Once again, you ignored the main reason we decided not to allow with a warning: the fact that several apps switch to local mode when located within Program Files. We don't rewrite apps. We can't rewrite freeware. But some apps detect if they're in Program Files and save their settings in the registry or local APPDATA. When they're outside Program Files, they write their settings to their own directory. That's just the way they're coded. They do that no matter what we do with our launcher and packaging.

Other apps simply break when run in Program Files without being 'installed', including big apps like Google Chrome. And apps could work in Program Files in one version and then fail in the next one. I'm unsure why you keep overlooking these rather large, rather important issues with using portable software in Program Files.
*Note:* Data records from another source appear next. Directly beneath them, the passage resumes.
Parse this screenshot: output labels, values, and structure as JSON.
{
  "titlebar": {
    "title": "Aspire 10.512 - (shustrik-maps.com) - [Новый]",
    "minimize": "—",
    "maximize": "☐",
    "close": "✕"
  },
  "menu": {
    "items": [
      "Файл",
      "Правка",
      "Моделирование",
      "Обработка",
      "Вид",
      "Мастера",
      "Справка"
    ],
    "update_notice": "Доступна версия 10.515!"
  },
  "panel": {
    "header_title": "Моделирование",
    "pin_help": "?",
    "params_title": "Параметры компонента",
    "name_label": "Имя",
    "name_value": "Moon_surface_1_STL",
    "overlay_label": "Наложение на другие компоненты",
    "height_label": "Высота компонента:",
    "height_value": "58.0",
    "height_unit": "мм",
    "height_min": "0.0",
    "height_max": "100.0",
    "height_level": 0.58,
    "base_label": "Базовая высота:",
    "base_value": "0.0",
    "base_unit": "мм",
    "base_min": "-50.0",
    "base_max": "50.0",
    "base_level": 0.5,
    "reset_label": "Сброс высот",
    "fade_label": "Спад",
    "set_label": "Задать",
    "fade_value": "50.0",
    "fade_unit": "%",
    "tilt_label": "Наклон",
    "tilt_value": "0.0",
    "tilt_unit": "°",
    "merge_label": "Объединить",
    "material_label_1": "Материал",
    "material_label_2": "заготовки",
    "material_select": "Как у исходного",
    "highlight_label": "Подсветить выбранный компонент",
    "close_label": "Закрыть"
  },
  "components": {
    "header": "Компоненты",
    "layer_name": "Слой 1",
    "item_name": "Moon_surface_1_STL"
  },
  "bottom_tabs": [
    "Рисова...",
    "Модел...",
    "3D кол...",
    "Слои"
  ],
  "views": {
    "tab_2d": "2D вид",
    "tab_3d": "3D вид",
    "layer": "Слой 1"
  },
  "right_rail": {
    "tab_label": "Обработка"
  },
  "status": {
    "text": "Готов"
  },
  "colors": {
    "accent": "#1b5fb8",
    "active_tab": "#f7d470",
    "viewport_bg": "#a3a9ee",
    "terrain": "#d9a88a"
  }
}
It's not just about UAC. If it was *just* about UAC, we'd have a big ole warning as you tried to select it about how it's not designed to work there and you'll either need to switch UAC off or run as admin. And that there are security implications.

Create a PortableApps directory on C and install to there. All your apps will work. The installers will even auto-detect the location so you won't have to browse to it every time. And then you'll be able to take make use of the advantages of portable apps by easily backing up the apps and data to an external drive, making a copy to bring with you when you want, syncing a full working version of your apps and data to a cloud drive, moving all your apps and data to a new drive when you upgrade Windows, etc.

Sometimes, the impossible can become possible, if you're awesome!